The committee strongly supports further successful engagement in the voluntary development and wide adoption of corporate responsibility. The committee has formed the view that mandatory approaches to regulating director’s duties and to sustainability reporting are not appropriate. Consequent on the recommendations of this report, the committee expects increasing engagement by corporations in corporate responsibility activities. This would obviate any future moves towards a mandatory approach

Although increased CG regulation by various regulatory bodies in recent times has helped in encouraging more companies to adopt CSR principles, it is the writers’ view that CSR be a voluntary social effort that go beyond legal obligations.

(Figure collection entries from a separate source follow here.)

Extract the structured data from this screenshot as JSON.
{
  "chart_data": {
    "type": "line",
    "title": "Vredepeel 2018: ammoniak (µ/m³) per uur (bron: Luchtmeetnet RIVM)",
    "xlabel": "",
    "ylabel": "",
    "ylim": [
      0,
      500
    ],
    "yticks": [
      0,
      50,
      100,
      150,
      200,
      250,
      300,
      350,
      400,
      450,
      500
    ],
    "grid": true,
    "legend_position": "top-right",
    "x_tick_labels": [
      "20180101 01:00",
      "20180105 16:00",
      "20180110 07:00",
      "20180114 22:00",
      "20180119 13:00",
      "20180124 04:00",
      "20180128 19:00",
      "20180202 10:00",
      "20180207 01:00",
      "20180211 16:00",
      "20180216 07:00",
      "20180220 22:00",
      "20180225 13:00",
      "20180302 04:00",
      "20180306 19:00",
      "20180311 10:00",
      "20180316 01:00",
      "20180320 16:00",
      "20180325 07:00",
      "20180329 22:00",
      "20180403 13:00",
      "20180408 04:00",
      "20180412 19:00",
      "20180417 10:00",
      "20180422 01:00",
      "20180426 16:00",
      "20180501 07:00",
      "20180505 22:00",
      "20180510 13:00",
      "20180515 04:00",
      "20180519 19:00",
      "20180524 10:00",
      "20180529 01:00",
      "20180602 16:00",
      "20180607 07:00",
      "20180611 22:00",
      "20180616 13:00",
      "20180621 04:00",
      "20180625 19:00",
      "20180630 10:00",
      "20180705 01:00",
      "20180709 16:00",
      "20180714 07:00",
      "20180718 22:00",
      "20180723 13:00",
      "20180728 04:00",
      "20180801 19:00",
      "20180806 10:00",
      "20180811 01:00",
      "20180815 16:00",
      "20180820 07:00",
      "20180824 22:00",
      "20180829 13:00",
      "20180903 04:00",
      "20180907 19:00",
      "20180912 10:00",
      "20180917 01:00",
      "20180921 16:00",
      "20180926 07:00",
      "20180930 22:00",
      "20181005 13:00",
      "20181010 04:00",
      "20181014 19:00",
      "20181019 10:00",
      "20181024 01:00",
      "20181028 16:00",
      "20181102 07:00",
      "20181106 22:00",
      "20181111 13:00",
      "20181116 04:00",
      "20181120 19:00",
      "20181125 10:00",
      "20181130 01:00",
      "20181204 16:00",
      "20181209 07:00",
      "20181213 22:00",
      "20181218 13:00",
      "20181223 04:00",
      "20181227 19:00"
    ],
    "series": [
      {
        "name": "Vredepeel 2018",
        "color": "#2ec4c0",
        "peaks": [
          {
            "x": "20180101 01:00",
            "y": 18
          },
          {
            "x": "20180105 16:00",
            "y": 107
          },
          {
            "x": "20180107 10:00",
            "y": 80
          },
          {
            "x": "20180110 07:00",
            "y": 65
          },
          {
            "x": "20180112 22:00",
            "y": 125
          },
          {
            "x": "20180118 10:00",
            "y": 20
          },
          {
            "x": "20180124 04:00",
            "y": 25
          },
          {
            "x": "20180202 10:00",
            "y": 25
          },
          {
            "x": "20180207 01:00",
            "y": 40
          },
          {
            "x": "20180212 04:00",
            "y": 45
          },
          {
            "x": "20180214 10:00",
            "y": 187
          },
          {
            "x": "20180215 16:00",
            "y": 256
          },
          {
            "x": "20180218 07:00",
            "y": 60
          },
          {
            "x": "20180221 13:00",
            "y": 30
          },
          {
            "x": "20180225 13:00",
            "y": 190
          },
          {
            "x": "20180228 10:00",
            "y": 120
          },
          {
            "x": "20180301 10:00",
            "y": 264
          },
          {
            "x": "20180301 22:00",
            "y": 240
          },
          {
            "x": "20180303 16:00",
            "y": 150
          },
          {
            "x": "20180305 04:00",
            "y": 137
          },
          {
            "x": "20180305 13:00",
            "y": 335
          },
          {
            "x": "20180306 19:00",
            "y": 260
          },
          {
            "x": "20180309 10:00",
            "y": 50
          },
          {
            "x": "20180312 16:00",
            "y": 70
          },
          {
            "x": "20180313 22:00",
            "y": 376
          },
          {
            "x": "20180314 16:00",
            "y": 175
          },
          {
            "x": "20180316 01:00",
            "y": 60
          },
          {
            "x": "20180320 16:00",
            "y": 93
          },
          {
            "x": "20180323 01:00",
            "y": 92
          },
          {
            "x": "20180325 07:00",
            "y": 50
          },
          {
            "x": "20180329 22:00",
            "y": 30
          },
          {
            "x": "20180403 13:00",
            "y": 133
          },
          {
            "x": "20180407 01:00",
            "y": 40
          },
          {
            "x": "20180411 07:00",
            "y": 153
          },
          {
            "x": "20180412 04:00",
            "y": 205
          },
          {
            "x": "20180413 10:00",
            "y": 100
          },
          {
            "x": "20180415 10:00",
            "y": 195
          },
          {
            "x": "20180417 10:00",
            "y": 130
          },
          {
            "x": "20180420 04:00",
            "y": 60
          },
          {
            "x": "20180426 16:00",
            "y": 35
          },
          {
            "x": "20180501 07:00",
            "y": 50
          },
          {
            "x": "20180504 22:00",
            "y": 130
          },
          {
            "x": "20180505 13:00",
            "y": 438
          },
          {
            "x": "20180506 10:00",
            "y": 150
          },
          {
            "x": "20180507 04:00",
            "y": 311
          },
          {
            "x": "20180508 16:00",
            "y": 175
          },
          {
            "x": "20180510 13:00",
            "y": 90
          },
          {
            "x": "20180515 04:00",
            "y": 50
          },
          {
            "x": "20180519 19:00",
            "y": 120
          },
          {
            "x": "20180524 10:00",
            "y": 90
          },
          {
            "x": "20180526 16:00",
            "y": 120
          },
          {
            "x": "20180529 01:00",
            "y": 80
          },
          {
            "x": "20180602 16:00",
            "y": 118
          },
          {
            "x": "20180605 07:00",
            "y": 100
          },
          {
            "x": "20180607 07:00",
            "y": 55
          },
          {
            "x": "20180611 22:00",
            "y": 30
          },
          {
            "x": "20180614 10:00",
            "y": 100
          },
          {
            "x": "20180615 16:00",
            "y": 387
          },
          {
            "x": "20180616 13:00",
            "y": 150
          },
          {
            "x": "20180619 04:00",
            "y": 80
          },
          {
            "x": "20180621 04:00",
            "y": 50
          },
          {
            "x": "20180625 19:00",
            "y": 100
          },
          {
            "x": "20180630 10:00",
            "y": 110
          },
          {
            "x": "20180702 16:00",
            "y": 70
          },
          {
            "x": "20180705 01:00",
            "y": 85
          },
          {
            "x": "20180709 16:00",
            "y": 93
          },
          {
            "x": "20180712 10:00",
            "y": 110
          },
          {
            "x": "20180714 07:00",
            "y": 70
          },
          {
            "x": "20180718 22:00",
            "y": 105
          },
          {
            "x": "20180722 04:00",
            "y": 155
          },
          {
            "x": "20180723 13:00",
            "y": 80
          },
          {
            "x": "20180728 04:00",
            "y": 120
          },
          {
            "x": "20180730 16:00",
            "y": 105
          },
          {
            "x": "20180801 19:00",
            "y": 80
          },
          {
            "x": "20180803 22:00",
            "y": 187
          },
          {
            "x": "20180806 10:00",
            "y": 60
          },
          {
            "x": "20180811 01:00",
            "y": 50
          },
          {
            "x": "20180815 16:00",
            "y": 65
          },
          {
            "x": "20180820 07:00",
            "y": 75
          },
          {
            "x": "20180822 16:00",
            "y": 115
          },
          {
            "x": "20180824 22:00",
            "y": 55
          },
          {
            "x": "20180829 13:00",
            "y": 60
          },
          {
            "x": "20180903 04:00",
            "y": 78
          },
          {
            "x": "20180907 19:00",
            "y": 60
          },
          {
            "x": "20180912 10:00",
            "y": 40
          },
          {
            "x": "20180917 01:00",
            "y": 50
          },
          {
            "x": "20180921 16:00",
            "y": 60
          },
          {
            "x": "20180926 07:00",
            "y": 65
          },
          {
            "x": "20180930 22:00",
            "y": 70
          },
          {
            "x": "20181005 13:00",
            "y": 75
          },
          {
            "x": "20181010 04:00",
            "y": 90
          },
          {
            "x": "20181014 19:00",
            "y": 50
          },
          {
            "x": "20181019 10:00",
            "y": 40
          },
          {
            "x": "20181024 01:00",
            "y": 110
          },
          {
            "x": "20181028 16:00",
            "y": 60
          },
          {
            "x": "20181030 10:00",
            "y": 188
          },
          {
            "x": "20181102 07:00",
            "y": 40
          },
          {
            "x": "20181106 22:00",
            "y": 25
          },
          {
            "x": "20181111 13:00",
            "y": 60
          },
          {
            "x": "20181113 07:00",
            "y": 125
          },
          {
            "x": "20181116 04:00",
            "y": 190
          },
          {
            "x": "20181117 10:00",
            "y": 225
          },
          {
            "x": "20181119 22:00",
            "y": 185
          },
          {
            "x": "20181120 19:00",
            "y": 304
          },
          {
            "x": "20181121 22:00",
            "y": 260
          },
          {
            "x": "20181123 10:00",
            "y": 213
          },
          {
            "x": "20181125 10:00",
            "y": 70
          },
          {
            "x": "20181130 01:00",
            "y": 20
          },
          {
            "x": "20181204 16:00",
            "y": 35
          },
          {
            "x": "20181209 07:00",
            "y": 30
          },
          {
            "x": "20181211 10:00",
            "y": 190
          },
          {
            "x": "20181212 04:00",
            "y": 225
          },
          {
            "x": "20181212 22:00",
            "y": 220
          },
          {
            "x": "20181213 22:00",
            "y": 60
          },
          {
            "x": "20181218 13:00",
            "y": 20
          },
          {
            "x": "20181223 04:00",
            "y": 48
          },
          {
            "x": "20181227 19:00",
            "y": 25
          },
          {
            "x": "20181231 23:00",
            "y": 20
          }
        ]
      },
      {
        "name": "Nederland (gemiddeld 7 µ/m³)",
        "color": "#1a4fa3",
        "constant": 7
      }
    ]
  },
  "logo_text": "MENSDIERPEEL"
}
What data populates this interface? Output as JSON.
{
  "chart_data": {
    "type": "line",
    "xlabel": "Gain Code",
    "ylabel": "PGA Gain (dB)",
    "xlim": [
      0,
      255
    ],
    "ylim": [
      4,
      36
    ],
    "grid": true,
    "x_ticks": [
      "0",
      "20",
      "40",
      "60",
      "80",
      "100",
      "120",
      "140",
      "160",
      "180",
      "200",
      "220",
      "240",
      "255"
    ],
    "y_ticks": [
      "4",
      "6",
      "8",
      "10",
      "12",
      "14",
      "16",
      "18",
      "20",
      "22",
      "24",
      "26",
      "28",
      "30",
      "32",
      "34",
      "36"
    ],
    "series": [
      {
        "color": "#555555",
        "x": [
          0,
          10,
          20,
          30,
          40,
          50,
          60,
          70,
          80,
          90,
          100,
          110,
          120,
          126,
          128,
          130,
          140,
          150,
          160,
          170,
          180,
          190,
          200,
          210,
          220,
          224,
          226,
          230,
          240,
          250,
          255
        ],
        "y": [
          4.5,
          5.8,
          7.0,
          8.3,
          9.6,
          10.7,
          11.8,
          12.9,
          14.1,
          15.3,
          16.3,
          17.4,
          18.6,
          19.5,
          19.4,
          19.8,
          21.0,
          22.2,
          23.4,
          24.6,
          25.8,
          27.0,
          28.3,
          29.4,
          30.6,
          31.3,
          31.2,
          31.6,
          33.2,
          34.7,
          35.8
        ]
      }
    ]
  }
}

Corporations should not be mandated by regulations to adopt CSR but instead, regulations should only serve to encourage, guide and provide the framework for corporations in adopting CSR objectives voluntarily.

2) Competing Interests of Stakeholders

Another misgiving of the stakeholder theory is the issue of competing interests of stakeholders. Marcoux expressed this view when he said ‘as most everyone recognizes, the interests of shareholders, customers, suppliers, employees, and communities in managing a firm’s assets are conflicting’ ( Marcoux 2003). For instance, shareholders would want the highest possible returns through capital gains and/or dividends. Employees would crave for higher wages and good working condition. The customers would desire high quality products, low prices and excellent service. As Jensen observed, competing demands from stakeholders make the theory untenable, as it would be difficult to balance these interests in practice ( Jensen 2002). Some stakeholders would be satisfied while others would be left unhappy. It is further argued that carrying out of CSR would likely cause significant disagreement among stakeholders. For instance, some shareholders might be willing to promote CSR, while others might want the sole pursuit of profit. It follows also that, even when shareholders agree to promote CSR and concede that CSR were beneficial, they may still differ as to where it should be directed.

3) Lack of Profit Motive

It is also claimed that the stakeholder theory does not demand that a corporation focuses on profitability. On the other hand, this writers share the view that, even though the theory’s ultimate objective is the concern for continued existence of the company, this can only be achieved by balancing the interests of all stakeholders, including the shareholders, whose interest are usually addressed through profits. It follows that this claim would not hold water, as the stakeholder theory attempts to balance all stakeholders’ interests, profit making inclusive.

10. Conclusion

CG is a vital issue where a corporate organization is concerned and cannot be overlooked or played down upon. This is because good CG is in the interest of the organization’s smooth running and profitability in the long run. The stakeholders who are external to the corporation form an important aspect knowing they exert considerable influence to the corporation. However, the corporation should determine its primary stakeholders (according to their power level and influence, they exert on the organization) so as to prioritize its level of attention on those ones of strategic importance to the organization. It is important that the organization realizes that it is impossible to satisfy all stakeholders hence it is best to create a balance between meeting organizational objectives and that of its stakeholders.

Conflicts of Interest

The authors declare no conflicts of interest regarding the publication of this paper.